К Горенко подошли Семенов и Берендя и заспорили вдруг: Семенов начал по какому-то поводу усердно доказывать, что все они ни больше ни меньше, как мальчишки, а Берендя, заикаясь, с своих туманных высот доказывал обратное.

– Да ведь вы сами, Семенов, говорили, – вмешалась на помощь Беренде Горенко, – что ваш отец в семнадцать лет был уже офицером.

– Что ж из этого? – оттопырив свои маленькие губы, упрямо спросил Семенов. – Время отца было проще…

– Но… но время т…твоих детей еще сложнее… дойдет до того, что и… и в шестьдесят лет в…все мальчишки.

– И дойдет, – упрямо, наклонив голову, проговорил Семенов.

– Е…е…если ч…человечество обречено бу…будет по…постоянно и в…вперед набивать с…свою голову не…ненужным хламом веков, т…то, к…конечно, оно в конце концов очутится в безвыходном положении, и п…прогресс дальнейший станет немыслим.

– Я в судьбы человечества не лезу, – сухо, с достоинством ответил Семенов, – но что нет никакого сомненья, что мы мальчишки, так это факт.

– Г…грустный факт.

– Ну, да уж это другое дело.

– Семенов, – вмешалась Горенко, – но как же вы объясните такой факт: в Китае и теперь человек до шестидесяти лет все мальчишка, а в Англии в двадцать один год празднуется настоящее гражданское совершеннолетие, – страна, у которой жизнь посложнее нашей? Возьмите наконец историю в руки, посмотрите, сколько коронованных в двадцать лет уже делали великие дела, такие, о каких их старые предшественники и подумать не смели.

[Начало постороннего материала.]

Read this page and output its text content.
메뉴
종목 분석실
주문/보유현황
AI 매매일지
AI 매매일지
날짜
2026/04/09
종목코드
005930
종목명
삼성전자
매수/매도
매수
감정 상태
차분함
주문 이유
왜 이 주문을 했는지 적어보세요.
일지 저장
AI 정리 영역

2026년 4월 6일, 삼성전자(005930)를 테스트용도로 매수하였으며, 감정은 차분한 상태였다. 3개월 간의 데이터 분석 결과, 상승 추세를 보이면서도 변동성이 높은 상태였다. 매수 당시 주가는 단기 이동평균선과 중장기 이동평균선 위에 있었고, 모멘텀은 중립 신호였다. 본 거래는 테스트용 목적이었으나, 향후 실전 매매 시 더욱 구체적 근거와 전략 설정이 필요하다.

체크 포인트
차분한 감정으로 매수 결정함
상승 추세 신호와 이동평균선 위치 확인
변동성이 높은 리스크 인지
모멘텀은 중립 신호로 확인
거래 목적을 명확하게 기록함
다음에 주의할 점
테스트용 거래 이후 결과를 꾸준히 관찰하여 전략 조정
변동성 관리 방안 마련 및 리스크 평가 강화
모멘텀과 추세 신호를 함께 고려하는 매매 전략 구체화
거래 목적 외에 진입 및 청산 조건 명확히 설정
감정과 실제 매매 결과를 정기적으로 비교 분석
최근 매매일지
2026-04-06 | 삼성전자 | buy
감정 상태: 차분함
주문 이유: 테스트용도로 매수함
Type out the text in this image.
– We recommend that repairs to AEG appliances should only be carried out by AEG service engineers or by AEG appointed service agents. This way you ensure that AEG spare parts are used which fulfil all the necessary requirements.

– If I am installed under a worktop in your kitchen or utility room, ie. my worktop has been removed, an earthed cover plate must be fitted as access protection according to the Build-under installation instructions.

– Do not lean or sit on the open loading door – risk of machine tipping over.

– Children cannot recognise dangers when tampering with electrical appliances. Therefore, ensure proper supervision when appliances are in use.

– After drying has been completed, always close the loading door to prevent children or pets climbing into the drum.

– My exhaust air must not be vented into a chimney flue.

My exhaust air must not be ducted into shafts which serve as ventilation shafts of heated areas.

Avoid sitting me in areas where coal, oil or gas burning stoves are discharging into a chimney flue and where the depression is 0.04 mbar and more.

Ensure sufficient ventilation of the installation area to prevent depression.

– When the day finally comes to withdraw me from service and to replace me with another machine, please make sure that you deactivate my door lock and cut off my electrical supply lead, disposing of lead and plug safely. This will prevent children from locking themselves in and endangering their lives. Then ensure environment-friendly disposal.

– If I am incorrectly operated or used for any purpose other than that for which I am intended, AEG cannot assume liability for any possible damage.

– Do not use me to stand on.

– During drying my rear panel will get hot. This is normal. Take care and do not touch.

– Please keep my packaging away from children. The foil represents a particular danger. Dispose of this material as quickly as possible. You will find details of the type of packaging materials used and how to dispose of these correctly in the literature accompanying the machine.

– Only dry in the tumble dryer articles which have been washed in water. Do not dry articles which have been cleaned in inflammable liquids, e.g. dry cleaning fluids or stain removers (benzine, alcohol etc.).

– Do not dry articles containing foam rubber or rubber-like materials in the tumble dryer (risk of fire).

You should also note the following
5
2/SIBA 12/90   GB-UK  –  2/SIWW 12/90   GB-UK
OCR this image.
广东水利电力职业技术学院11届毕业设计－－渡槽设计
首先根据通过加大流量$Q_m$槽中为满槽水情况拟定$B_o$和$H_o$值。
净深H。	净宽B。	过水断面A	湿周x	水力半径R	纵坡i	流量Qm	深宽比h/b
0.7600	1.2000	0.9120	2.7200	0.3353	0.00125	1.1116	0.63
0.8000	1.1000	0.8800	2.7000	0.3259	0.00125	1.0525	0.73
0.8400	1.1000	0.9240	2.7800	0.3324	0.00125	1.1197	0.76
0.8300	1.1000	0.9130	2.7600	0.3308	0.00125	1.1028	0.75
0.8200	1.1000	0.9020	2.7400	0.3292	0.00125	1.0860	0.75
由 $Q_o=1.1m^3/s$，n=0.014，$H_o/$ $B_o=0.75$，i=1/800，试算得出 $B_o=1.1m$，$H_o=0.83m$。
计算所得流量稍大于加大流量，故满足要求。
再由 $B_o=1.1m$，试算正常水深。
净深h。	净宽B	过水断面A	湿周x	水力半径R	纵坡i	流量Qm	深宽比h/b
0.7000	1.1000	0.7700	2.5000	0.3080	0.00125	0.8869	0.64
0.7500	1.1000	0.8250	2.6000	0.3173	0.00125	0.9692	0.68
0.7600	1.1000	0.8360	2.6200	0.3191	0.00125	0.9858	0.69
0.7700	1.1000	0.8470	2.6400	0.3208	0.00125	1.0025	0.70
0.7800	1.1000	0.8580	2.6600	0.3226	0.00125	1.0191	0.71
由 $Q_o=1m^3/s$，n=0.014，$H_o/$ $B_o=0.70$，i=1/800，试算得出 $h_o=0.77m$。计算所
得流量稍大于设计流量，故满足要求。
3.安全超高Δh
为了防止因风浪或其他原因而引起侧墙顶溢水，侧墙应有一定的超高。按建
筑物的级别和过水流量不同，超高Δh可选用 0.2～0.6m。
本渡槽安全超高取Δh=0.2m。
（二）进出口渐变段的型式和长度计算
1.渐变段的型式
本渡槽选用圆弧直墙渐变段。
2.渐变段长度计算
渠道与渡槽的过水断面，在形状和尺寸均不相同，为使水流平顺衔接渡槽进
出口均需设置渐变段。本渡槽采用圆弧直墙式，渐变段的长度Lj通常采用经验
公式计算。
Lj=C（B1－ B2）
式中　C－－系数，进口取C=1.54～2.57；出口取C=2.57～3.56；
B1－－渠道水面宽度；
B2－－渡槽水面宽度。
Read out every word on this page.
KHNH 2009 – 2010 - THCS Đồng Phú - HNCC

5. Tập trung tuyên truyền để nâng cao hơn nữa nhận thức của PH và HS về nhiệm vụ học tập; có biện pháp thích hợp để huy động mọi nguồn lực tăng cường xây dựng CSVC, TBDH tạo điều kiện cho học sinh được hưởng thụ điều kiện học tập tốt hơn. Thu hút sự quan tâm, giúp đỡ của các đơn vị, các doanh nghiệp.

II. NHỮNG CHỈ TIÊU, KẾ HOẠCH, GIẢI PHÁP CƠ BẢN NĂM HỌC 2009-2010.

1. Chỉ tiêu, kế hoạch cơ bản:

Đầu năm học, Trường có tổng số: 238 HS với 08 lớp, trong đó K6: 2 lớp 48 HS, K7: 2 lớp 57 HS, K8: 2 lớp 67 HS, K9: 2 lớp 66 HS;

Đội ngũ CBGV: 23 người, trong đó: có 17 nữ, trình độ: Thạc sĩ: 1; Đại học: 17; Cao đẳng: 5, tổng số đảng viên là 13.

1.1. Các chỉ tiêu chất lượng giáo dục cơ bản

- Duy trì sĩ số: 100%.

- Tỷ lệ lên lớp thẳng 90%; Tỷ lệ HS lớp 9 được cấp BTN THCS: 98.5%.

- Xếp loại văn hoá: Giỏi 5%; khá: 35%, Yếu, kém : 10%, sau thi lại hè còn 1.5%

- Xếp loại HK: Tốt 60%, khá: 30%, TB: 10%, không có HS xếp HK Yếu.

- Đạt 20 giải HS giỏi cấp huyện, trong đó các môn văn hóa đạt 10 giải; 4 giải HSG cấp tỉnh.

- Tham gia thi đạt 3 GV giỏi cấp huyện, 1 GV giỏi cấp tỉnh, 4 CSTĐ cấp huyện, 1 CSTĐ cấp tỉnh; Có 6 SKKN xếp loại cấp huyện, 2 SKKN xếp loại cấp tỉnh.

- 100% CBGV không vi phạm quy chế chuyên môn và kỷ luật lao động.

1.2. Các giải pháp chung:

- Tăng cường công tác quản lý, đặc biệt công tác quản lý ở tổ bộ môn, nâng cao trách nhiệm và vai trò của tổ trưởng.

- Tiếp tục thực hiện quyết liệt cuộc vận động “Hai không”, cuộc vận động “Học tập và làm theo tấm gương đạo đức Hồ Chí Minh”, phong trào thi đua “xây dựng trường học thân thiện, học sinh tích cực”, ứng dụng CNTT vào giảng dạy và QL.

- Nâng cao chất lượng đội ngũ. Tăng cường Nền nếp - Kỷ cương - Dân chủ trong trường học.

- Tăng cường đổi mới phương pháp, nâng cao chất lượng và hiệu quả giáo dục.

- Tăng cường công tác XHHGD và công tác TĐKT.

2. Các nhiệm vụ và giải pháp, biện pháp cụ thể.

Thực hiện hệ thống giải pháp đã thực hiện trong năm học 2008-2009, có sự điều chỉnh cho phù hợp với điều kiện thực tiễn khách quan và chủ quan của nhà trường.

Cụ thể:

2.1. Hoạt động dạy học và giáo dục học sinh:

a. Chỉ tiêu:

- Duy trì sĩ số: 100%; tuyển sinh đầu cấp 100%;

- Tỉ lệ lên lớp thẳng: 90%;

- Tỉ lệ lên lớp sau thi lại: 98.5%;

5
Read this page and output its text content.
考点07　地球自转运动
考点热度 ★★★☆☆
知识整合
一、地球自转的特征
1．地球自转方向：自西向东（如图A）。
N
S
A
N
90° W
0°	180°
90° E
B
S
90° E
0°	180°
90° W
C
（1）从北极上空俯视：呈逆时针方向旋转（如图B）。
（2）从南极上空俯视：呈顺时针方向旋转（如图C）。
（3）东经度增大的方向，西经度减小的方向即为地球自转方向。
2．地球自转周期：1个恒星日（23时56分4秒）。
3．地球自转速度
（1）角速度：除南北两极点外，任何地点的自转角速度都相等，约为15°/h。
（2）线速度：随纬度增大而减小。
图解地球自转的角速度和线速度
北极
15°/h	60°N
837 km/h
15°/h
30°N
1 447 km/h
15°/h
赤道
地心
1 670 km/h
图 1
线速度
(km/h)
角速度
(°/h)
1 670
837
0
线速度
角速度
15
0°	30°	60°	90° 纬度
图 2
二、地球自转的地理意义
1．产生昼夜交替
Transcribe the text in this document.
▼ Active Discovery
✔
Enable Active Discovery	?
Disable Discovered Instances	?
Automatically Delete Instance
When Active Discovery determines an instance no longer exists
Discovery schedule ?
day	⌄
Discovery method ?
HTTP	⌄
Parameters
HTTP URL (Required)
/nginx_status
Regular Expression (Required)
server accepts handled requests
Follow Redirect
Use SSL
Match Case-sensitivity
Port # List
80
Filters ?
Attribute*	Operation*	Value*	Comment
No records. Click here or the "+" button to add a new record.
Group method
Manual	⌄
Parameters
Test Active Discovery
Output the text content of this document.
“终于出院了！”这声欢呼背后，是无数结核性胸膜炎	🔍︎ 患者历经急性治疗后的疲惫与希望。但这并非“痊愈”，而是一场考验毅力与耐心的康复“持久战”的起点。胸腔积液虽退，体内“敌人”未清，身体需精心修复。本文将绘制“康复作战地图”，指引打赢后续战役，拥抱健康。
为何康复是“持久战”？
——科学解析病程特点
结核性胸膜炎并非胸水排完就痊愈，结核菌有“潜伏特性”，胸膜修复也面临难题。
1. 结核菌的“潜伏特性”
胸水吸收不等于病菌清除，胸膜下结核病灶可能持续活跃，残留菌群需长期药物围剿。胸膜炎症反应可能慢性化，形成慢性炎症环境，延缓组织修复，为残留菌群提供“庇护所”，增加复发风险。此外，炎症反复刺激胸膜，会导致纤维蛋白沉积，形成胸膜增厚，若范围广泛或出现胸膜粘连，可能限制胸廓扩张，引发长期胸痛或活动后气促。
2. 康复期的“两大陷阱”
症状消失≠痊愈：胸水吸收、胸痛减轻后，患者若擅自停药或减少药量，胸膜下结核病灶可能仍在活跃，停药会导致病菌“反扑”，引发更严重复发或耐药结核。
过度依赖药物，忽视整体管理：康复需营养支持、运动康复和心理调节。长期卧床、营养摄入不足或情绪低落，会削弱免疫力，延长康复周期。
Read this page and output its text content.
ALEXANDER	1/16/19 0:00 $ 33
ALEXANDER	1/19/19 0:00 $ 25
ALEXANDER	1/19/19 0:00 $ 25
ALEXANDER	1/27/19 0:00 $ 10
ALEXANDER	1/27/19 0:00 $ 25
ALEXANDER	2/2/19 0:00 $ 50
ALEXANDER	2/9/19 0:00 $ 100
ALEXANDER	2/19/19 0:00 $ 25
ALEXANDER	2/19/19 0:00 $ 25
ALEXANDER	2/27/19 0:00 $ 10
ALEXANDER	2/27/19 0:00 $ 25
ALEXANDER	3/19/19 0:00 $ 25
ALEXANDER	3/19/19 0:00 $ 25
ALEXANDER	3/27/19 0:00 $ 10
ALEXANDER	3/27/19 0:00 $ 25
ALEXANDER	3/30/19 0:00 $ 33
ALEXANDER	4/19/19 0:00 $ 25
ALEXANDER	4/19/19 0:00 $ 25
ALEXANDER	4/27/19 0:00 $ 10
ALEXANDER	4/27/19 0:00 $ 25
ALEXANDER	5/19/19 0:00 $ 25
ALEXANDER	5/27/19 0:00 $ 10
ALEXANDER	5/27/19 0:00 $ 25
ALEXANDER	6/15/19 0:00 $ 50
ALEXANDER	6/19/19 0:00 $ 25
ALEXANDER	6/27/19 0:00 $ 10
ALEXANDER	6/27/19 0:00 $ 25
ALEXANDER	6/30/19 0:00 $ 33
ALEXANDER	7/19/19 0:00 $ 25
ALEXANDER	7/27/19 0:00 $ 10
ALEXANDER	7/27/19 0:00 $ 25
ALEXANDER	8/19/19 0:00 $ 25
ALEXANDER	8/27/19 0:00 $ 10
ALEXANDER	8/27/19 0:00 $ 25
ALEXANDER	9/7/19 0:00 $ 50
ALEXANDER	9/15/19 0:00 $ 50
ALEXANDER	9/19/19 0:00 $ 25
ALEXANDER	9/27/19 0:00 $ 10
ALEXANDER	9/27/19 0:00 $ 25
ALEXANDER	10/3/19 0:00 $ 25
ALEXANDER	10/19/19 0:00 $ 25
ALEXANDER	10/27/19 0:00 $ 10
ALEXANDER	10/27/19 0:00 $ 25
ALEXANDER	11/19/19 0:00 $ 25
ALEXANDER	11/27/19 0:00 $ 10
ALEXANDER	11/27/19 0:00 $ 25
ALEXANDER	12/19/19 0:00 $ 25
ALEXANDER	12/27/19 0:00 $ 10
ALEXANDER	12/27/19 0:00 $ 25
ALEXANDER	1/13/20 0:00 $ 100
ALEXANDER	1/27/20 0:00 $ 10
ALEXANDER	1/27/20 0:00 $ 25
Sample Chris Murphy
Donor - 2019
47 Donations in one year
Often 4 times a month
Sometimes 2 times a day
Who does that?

– Я не знаю Англии, – сдержанно возразил Семенов, – но знаю, что у нас жизнь гораздо свободнее английской.

– О, господи! – могла только воскликнуть Горенко и во все глаза с интересом стала смотреть на Семенова.

– Не знаю, – скромно развел руками Семенов, – я знаю, например, что англичанка, в сравнении с русскими женщинами, раба… В Англии женщина – полная принадлежность семьи, и только самые близкие друзья впускаются в эту семью… И я… – Семенов убежденно уставился в платье Горенко, – вполне разделяю их взгляды.

Рыльский, подошедший в это время и слушавший Семенова с обыкновенным выражением в подобных случаях злой иронии, заметил:

– Вот бы тебе в Англию.

– Мне и у себя на родине хорошо, – язвительно, не смотря, подчеркнул Семенов и встал. Шаркнув ногой, он с высоко поднятой головой, красный, выпячивая грудь и набирая в себя побольше воздуху, пошел, отдуваясь, к передним рядам.

– Н…наконец, е…естественный в…возраст… о…одинаковый во… все века, к к…которому и должно приспособляться человечество… Вот как пшеницу сеют, можно и… и до осени сеять, но почва будет продолжать свое дело… и, сильная в период образования зерна, для весенних задач бу…будет не годна больше.

Он замолчал, встал, неловко поклонился и, задевая по дороге все, пошел наверх.

– Какой симпатичный этот Берендя, – сказала Горенко подошедшему Моисеенко, – носится себе там где-то в своих облаках…

– Диоген… О чем они тут горячились?

Горенко вкратце передала содержание.

– Какое смешное животное этот Семенов, – усмехнулась она, кончив передачу.

Моисеенко вздохнул.

– В отдельном экземпляре смешное, но в стаде подобных – страшная сила… Хуже бизонов.

Когда на эстраду вышел Леонид Николаевич и неловко поклонился, гром аплодисментов рассыпался по зале.

Лица собравшихся засияли удовольствием, смотря в молодое умное лицо лектора.

– У него очень умное лицо, – заметила Аглаида Васильевна, внимательно рассматривая его в лорнет.

Долго не умолкали овации.

Лицо Леонида Николаевича, сперва спокойное и безучастное, оживилось, глаза загорелись веселым огнем, и, когда аплодисменты стихли, он заговорил тем живым голосом, каким владел только он, голосом, который сразу приковывал к себе все внимание слушателя.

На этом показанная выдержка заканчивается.